Éducation. Les enseignants donnent la leçon
Environ 2.000 enseignants, étudiants, lycéens et parents d'élèves ont battu le pavé, hier,
pour « défendre
le service public d'éducation » et pour « la réussite de tous les élèves ».
De tous les slogans entendus ou écrits sur des pancartes et des banderoles, hier, la palme revient sûrement à ceux des membres du conseil local FCPE des écoles Lyon-Algésiras. Morceaux choisis : « Anglais : Dark cos ! L'avenir est sombre ! », « Con jus gai zon : jeux voeux apprendre, tu veut m'apprendre, Darcos ne veu pas » ou « Sport : on court, on court après un poste, on court, on court à la catastrophe ».

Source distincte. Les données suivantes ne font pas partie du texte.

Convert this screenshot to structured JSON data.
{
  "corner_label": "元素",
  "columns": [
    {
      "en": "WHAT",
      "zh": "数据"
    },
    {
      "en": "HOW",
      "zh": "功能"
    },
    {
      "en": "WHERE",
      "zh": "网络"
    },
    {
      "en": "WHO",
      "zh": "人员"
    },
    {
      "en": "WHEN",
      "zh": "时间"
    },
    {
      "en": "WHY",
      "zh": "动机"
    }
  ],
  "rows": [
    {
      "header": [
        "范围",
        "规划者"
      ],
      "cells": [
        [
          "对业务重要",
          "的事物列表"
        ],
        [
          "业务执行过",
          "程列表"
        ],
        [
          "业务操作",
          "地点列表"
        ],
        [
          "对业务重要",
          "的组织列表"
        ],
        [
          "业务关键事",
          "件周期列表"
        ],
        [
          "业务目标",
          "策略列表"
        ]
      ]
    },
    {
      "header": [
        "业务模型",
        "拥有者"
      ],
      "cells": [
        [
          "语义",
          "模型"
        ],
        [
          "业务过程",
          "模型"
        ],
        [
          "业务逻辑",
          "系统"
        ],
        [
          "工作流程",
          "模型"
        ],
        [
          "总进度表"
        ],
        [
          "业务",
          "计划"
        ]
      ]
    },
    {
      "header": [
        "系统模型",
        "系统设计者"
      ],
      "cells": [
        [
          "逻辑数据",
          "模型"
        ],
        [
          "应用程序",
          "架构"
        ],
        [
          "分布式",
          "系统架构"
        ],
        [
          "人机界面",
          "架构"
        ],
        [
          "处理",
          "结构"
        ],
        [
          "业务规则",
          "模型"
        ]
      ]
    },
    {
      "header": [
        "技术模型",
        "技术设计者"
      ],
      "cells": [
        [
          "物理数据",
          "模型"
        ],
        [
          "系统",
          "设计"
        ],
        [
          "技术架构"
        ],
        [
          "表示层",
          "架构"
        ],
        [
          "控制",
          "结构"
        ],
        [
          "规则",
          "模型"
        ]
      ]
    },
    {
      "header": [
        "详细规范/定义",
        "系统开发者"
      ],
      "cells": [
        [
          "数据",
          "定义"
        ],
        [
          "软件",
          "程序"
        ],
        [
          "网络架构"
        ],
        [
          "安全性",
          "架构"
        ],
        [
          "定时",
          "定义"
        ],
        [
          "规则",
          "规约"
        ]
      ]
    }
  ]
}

La manifestation pour la « défense du service public d'éducation » et pour « la réussite de tous les élèves » - logique, en cette Journée mondiale de défense et de promotion des droits de l'enfant - a réuni quelque 2.000 personnes, qui ont défilé dans le centre-ville brestois pendant environ une heure et demie. « On n'avait pas vu cela depuis longtemps », commente Daniel Ravasio, secrétaire départemental de la Fédération syndicale unitaire (FSU). Tout a débuté aux alentours de 11 h, sur la place de la Liberté, où différents porte-parole syndicaux locaux (CGT-Éducation, FSU, Sgen-CFDT et Sud-Éducation) avaient lu, tour à tour, un texte commun. Olivier Cuzon, pour Sud-Éducation (Solidaires), a fait réagir la foule massée au pied des marches de l'hôtel de ville, qui a répondu par l'affirmative à ses questions : « Vous pensez que l'éducation mérite d'être une priorité nationale ? Que, pour la jeunesse, l'éducation doit être l'investissement principal de notre pays ? Que son avenir est de notre responsabilité ? Que les enjeux scolaires et les enjeux sociaux sont indissociables ? ». Auparavant, Romain Caro, un militant de l'Union nationale des étudiants de France (Unef), s'était fendu d'une courte intervention, calquée sur le modèle de « J'accuse ! ».
Jusqu'à 64,8 % de grévistes dans les écoles
Bref, les manifestants ont voulu envoyer un message fort au gouvernement. Notamment les professeurs des écoles du Finistère, qui ont compté 64,8 % de grévistes dans leurs rangs. Ils étaient 27,4 % dans les collèges, 17,8 % dans les lycées professionnels et 15,5 % dans les lycées d'enseignement général et technologique.
Et après la mobilisation, place maintenant à la discussion. Du moins du côté du Sgen-CFDT. Loïc Balouet, son responsable départemental, souhaite obtenir « des avancées sur les conditions de travail et une meilleure école pour tous ». Car un syndicat, « ça doit faire évoluer le système ».